Прилечь-то прилегла, да и задремала. Очнулась от лёгкого стука.

–Кира, можно к тебе? – спрашивали из-за двери.

–Конечно, входите, – отозвалась Кира, поднимаясь и потягиваясь – отлежала левую руку до мурашек. Осторожно вошла Софья Григорьевна, прошуршав шёлковой юбкой. Она щёлкнула выключателем настольной лампы, и кольца на её руках заиграли разноцветными огоньками. Кира настороженно следила за нею, рассматривая аккуратную кремовую блузку с агатовой камеей у ворота, – что-то слишком скромный туалет выбрала сегодня для себя Софья Григорьевна. Женщина приблизилась и присела на краешек кровати.

–Как ты? Отдохнула? – она потянулась рукой к Кире, но та отшатнулась, – да что с тобой?! Я же всего лишь хотела потрогать твой лоб – нет ли температуры?

–Я здорова, – отозвалась Кира. В облике Софьи Григорьевны что-то изменилось. – Хорошо, что вы зашли. Я хочу поговорить о Полине...

–А что с нею? – всполошилась Софья Григорьевна, – она нездорова?

–Будто вы не знаете, – усмехнулась Кира, – видели бы вы, как она вчера рыдала, когда вы велели нам убираться вон из вашего дома!

–Я?! Я велела убираться вон? – Софья Григорьевна сжала в ужасе руки, – Кира, ты бредишь! Никогда бы я не прогнала Полину. Как можно?

Она замолчала, негодующе глядя на Киру:

–Постой, ты сказала, что она вчера рыдала? Вчера? Но это же невозможно.

–Почему же?

–Где ты могла её видеть, если она уже второй день гостит у своей приятельницы в Павловске? Да и ты сама только вчера вечером у нас объявилась.

–Подождите, вы хотите сказать, что Полины уже два дня нет дома? Но... – и замолчала.
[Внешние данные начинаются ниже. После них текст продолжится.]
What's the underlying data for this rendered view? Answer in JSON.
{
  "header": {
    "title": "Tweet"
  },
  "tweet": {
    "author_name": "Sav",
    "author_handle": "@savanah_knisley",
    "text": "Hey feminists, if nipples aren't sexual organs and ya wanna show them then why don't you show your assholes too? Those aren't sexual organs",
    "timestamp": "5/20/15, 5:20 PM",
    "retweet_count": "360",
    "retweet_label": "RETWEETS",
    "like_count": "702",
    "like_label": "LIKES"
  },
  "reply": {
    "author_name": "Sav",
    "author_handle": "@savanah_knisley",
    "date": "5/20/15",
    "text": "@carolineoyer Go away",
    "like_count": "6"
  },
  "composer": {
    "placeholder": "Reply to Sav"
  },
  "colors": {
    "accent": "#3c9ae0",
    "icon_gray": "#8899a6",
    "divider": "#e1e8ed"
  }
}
Вот что изменилось в облике Софьи Григорьевны со вчерашнего дня: характер. Вчера это была вздорная эгоистка, но сегодня... сегодня она предстала такой, какой была в далёком сентябре 1911 года. Неужели ещё один перевёртыш времени? Сердце Киры учащённо забилось, – Софья Григорьевна, скажите, какое нынче число?

Певица с жалостью посмотрела на девушку. Это как же надо было замучиться в дороге, чтобы счёт дням потерять?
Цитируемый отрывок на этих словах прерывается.